“Di fatto fu mio figlio a determinare la nomina di Giovanni Falcone agli Affari penali”. Lo rivela l’ex ministro Calogero Mannino nell’intervista esclusiva che “S”, il magazine che guarda dentro la cronaca, pubblica in esclusiva nel prossimo numero, in edicola da sabato 21 marzo: conversando con Riccardo Arena il senatore Udc, appena uscito con un’assoluzione dall’ultimo processo che lo riguardava, quello legato alle presunte frodi vinicole della “Abraxas”, traccia un excursus sui 15 anni che hanno cambiato la sua vita, affrontando temi come i suoi rapporti con Gioacchino Pennino, Salvo Lima, i cugini Salvo, Vito Ciancimino e la magistratura.
“Falcone – spiega Mannino, che dice di avere scritto un libro con le sue memorie che, però, sarà pubblicato solo dopo la sua morte – era stato a casa qualche sera prima, avevamo parlato e lui, mio figlio, aveva sentito. Voleva fare di più, a Palermo si sentiva compresso. Qualche giorno dopo eravamo in Abruzzo con mio figlio e Cossiga: dovevamo andare in elicottero nel Parco nazionale. Io ero ministro dell’Agricoltura e appena furono accanto, Salvatore disse al presidente: non dovete abbandonare il giudice Falcone. Falcone era diventato un idolo, un eroe per i giovani. E io vivevo quello stesso sentimento. Cossiga rimase colpito, mi chiese chiarimenti e io gli spiegai la situazione. E Salvatore insisteva: lo Stato non può abbandonare il giudice Falcone. Così studiammo e trovammo la soluzione che ci parve la più opportuna per lui. Anche se non servì a salvargli la vita”.

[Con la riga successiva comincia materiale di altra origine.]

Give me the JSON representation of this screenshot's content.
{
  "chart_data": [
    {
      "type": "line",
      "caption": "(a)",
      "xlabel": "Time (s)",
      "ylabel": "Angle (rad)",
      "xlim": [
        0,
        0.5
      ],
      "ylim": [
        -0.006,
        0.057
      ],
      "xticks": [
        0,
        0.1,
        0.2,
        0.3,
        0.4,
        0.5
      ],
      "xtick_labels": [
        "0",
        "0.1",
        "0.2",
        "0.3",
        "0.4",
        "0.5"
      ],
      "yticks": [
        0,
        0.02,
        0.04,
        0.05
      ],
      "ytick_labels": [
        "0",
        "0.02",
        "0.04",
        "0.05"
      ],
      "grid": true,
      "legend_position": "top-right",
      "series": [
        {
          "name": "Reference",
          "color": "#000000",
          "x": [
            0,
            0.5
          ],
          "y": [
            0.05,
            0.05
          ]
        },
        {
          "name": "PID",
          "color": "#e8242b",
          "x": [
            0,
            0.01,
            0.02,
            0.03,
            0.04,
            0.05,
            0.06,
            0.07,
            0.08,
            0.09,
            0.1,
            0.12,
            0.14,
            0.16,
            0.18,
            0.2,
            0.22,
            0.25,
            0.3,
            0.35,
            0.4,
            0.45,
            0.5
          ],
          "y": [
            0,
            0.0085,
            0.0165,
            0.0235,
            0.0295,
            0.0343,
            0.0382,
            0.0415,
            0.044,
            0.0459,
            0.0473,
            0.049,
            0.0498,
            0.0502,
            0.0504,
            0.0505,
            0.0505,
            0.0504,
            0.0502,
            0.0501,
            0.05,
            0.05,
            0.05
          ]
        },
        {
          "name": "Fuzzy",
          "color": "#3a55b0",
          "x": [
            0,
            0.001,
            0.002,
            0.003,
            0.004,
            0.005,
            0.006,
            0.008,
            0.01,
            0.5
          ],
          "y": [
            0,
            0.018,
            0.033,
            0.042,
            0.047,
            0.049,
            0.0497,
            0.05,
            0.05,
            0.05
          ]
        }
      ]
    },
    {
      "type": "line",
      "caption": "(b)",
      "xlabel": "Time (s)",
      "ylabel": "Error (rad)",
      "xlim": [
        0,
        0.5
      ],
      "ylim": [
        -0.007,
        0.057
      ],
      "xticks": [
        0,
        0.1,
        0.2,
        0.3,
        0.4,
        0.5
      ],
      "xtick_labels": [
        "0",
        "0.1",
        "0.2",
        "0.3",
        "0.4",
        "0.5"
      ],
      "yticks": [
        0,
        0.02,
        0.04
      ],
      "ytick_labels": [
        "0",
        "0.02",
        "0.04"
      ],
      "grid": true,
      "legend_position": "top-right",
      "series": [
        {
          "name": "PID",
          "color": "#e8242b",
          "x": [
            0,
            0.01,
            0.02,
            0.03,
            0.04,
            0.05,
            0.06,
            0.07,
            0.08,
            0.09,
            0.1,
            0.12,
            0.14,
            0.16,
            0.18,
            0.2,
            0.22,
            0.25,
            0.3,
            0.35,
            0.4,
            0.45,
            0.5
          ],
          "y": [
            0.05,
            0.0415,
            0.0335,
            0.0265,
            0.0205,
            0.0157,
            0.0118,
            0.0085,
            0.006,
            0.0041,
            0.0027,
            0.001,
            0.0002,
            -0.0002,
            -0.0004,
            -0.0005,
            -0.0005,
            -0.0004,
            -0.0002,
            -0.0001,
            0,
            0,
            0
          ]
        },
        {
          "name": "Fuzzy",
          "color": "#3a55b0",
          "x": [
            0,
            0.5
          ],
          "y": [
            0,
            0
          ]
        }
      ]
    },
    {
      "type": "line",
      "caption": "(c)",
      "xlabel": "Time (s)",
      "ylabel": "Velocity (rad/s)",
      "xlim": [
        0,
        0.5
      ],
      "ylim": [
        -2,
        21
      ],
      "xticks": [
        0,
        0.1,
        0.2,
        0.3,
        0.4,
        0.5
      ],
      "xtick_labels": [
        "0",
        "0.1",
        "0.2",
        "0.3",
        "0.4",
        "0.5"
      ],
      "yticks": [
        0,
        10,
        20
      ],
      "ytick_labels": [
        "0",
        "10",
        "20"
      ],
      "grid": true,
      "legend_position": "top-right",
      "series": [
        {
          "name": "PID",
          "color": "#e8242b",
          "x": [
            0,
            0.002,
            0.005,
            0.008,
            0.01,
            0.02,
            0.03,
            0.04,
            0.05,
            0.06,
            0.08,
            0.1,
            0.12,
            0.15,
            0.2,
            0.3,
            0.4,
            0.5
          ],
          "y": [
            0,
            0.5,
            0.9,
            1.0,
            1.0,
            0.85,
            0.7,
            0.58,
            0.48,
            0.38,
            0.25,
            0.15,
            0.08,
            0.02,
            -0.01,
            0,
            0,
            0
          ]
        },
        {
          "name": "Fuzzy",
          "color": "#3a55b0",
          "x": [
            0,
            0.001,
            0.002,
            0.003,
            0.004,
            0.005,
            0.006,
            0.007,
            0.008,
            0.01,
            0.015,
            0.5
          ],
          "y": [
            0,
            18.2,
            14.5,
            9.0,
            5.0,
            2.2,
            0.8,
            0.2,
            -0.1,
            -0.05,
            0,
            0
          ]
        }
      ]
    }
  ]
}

Mannino nega l’incontro a tre con Toni Vella e Pennino, finito al centro del processo per concorso esterno in associazione mafiosa: “Io – spiega – alle politiche del 1979 avevo preso 106 mila voti, a Palermo. Avevo bisogno di Pennino e Vella? Non ci fu alcun incontro a tre. Pennino venne una volta a casa mia e mi fece tutto un discorso sul congresso regionale del partito ad Agrigento. Parlava a nome dell’ex sindaco che voleva rientrare con tutta la corrente nei giochi da cui noi avevamo deciso di estrometterli. Ma noi sapevamo che attorno alla persona di Vito Ciancimino c’erano movimenti giudiziari”. Per quanto riguarda i suoi processi, invece, il senatore Udc sottolinea come ad accusarlo sia stato “sempre lo stesso pubblico ministero, dall’inizio alla fine. È un po’ dura da accettare”.